In Ruby on Rails, how can I create a scope for a has_many relationship?
Asked Answered
A

3

11

Here is an example:

Let says I have a Student object which has a has_many relationship with ReportCard objects. ReportCard objects have a boolean field called "graded" that flags they have been graded. So it looks like:

class Student < ActiveRecord
  has_many :report_cards
end

class ReportCard < ActiveRecord
  # graded :boolean (comes from DB)
  belongs_to :student
end

Now, let's say you want to create a default scope so that if a student has no graded ReportCards, you want to see all of them, but if they have at least one graded ReportCard, you only want to see the graded ones. Finally, let's say you order them by "semester_number".

Using this scope on ReportCard works correctly:

scope :only_graded_if_possible, ->(student) { where(graded: true, student: student).order(:semester_number).presence || order(:semester_number) }

But I want it to be the default scope for Student so I tried:

class Student < ActiveRecord
  has_many :report_cards, ->{ where(graded: true).order(:semester_number).presence || order(:semester_number) }
end

but this does not work. It won't return any report_cards if there is a single graded report_card in the whole db. Looking at the queries that are run, first it runs something like:

SELECT report_cards.* FROM report_cards WHERE reports_cards.graded = t ORDER BY semester_number ASC

I think this must be the present? check part of the presence query and notice it does not filter on Student at all! So if there is a single report_card that is graded, the check passes and then it runs the following query to get what to return:

SELECT report_cards.* FROM reports_card WHERE report_card.student_id = 'student id here' AND report_card.graded = t ORDER BY semester_number

This query actually would be correct if the student had a graded report card but it is always empty if he does not.

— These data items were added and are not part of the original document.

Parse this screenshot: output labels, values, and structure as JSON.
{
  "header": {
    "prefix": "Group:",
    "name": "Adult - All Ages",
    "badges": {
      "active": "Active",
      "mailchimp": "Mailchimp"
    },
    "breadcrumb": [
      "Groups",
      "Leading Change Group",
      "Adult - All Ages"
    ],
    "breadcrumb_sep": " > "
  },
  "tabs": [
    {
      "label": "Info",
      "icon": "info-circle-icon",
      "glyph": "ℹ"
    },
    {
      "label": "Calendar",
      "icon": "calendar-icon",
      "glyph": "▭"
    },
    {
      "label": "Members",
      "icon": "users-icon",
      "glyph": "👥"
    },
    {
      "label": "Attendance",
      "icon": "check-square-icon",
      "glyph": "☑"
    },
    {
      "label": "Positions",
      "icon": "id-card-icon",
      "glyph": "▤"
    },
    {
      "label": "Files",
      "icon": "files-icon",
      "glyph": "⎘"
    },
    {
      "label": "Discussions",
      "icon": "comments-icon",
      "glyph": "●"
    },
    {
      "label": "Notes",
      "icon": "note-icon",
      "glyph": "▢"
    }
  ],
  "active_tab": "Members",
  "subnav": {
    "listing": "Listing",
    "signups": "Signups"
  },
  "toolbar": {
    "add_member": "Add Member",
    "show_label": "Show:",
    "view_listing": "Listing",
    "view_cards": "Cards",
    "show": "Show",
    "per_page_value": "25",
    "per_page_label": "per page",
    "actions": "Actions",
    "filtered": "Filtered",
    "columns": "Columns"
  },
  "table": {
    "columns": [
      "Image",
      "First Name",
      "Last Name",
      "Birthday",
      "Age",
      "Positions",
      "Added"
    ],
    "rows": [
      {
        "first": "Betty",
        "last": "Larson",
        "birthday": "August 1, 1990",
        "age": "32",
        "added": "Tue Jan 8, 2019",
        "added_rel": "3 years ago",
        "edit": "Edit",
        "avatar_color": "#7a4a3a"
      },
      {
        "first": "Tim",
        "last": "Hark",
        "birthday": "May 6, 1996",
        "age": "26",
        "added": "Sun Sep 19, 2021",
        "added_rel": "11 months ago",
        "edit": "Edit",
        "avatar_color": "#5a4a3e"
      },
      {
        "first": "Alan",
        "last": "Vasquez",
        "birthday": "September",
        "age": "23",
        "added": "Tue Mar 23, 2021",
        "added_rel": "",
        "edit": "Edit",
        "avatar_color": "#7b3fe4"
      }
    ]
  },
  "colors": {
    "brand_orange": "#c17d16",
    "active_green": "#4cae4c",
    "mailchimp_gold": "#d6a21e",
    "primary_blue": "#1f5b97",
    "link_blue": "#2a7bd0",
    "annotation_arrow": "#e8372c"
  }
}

I assume that possibly the filtering on Student is added afterwards. So I tried to somehow to get it to filter student right off the bat:

has_many :report_cards, ->{ where(graded: true, student: self).order(:semester_number).presence || order(:semester_number) }

This does not work either because it appears that "self" in this scope is not the Student object like I'd assume, but a list of all the report_card ids. Here is the query this one runs:

SELECT report_cards.* FROM report_cards WHERE report_cards.graded = t AND report_cards.student_id IN (SELECT report_cards.id FROM report_cards) ORDER BY semester_number ASC

That isn't even close to correct. How can I get this to work?

I think what it really comes down to is someone being able to pass "self" (meaning the current Student object) as a parameter into the scope being applied in the "has_many". Maybe that isn't possible.

Anglonorman answered 10/1, 2016 at 1:37 Comment(1)
what version of Rails are you using?Boathouse
S
2

You can pass object to has_many scope as a parameter to lambda

has_many :report_cards, -> (student) { ... }
Sparoid answered 10/1, 2016 at 3:58 Comment(5)
That would require changing every time the association is used from: student.report_cards to the redundant student.reports_cards(student) which is something I'm trying to avoid.Anglonorman
Please explain. This doesn't answer my question. Every single reference to student.report_cards will throw an exception because the number of parameters no longer matches.Anglonorman
No, it will not. ActiveRecord relation builder will pass object for you. Just try it.Sparoid
Wow, seems to work so far. I'm really confused as to how it gets the parameter magically. I would have never guessed this would have worked. I tried putting the parameter on a scope in the report_cards object and calling that scope in the has_many with no parameter and that didn't work.Anglonorman
I wonder if this is actually fully supported. When running my rspec tests some of them suddenly started failing and I get the very interesting warning: " DEPRECATION WARNING: The association scope 'report_cards' is instance dependent (the scope block takes an argument). Preloading happens before the individual instances are created. This means that there is no instance being passed to the association scope. This will most likely result in broken or incorrect behavior. Joining, Preloading and eager loading of these associations is deprecated and will be removed in the future."Anglonorman
M
1

Try this:

class Student < ActiveRecord::Base
  has_many :report_cards, ->{ where(graded: true).order(:semester_number).presence || unscoped.order(:semester_number) }
end
Mandrill answered 27/1, 2016 at 22:14 Comment(0)
G
0

I am using this in my project where I have a model which is associated with users:

has_many :users, -> { only_deleted }

And in the Users model create a scope of only_deleted, returning your users which are deleted.